As emphasized earlier, MOM’s has customized the interview to its values. Nash believes that people who had to earn money for themselves as teenagers tend to be well-grounded, so the questions might include: “What did you spend money on as a teenager? How did you get that money?” (Hint to future candidates: You will not impress the team at MOM’s by saying your parents gave you a $100-a-week allowance.) An interviewer might also ask questions like: “Do you discuss religion and politics with people? When was your last passionate debate? Who was it with? And what was it about? How did it turn out?” “If the answer to the last question was, ‘I’ll never respect that person again,’ we know the person isn’t open to different ideas,” says Nash.

Test-Drive Potential Employees

Though it’s not always possible, the best way to select the right people is to have candidates work with you for several weeks. For frontline hires, temp-to-perm placement firms are popular because they allow you to test-drive candidates.
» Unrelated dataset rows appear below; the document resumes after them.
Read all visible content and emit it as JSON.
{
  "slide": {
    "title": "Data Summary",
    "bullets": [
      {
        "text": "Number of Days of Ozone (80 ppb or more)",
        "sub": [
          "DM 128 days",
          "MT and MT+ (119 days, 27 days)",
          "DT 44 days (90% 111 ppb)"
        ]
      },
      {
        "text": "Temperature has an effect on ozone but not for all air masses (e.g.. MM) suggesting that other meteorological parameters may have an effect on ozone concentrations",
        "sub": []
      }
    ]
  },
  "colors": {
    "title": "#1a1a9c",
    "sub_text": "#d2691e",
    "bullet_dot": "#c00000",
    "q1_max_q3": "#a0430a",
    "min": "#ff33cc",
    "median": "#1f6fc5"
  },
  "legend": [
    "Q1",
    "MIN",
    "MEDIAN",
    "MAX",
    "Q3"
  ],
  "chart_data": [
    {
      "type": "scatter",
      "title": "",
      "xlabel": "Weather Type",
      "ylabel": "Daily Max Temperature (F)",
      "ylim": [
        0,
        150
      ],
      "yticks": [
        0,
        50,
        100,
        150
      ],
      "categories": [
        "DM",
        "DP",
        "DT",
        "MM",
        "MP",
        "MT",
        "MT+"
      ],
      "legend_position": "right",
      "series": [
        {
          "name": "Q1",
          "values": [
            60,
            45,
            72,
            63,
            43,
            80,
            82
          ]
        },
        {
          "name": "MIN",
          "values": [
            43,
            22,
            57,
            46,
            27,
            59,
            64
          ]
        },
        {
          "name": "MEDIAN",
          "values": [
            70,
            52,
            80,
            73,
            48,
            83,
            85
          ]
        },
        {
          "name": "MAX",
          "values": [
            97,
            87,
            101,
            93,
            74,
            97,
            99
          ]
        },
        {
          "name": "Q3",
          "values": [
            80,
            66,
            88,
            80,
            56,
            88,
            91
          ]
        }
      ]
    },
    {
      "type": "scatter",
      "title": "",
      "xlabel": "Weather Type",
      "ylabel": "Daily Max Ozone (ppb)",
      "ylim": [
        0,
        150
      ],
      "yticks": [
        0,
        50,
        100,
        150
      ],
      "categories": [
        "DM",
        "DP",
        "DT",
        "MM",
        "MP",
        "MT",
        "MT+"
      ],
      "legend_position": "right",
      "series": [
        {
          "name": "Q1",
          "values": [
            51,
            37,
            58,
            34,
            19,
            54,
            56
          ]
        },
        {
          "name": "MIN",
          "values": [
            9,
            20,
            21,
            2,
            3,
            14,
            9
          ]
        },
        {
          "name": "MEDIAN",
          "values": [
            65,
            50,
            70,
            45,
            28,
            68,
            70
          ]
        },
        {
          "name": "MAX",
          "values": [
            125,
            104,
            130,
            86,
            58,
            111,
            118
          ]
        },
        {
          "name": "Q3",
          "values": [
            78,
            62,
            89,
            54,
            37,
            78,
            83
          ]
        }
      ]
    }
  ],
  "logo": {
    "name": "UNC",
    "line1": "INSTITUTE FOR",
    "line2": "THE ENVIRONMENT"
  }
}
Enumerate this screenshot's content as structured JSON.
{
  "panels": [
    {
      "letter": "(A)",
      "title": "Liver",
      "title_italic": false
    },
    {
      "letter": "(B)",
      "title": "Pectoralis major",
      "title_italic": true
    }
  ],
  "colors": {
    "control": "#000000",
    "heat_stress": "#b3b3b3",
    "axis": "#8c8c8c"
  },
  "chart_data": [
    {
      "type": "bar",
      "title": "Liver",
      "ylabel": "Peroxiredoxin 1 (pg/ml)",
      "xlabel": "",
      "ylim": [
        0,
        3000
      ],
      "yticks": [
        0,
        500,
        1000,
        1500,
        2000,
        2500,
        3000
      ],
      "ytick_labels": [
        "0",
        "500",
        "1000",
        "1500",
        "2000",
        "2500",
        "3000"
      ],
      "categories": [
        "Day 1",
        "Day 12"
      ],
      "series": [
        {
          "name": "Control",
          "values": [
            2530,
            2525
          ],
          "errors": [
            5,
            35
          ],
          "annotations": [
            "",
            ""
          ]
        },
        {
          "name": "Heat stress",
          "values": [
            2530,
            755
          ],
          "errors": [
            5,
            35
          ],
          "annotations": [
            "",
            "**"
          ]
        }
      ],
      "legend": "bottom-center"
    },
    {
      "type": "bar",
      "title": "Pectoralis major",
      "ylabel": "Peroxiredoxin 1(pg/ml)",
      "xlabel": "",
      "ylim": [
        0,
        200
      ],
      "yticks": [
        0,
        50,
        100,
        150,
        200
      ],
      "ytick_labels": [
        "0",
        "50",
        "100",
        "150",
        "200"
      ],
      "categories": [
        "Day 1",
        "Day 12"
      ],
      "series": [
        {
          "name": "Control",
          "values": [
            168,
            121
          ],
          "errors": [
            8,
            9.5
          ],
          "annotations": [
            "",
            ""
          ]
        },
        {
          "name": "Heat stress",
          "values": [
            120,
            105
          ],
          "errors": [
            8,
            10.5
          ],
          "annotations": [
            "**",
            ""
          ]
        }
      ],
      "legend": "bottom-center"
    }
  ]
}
For management hires, see if they can work with you in the evenings on a consulting basis.

Zappos requires all new hires, no matter what the position (executive, programmer, marketer), go through a four-week training program that includes extensive time working in its call center serving customers. During this trial period, they offer these newbies a $3,000 bonus (besides their salary for the month) if they quit, guaranteeing that only those who really want to work at Zappos stay. Since acquiring Zappos, Amazon has adopted something similar for fulfillment-center workers called Pay to Quit. In an employee’s first year of work, the offer is $2,000. It goes up by $1,000 every year after that until it hits $5,000. The idea, writes Amazon CEO Jeff Bezos in his 2014 letter to shareholders, is “to encourage folks to take a moment and think about what they really want. In the long run, an employee staying somewhere they don’t want to be isn’t healthy for the employee or the company.”

Will, Values, Results, Skill

It’s important to hire the best A Player you can find for each position in your company based on four criteria (in this order!):

  • Will — a desire to excel, act with courage, persevere, learn, and innovate
  • Values — the test for culture fit – do they align with your core values
  • Results — in the end can they deliver on your KPIs/outcomes
  • Skills — the least important since most skill-sets need updating every 5 years

Doing so builds an internal momentum and strength that pays dividends for years.  You hire the right people and life is great; you hire the wrong people (fit) and life is miserable.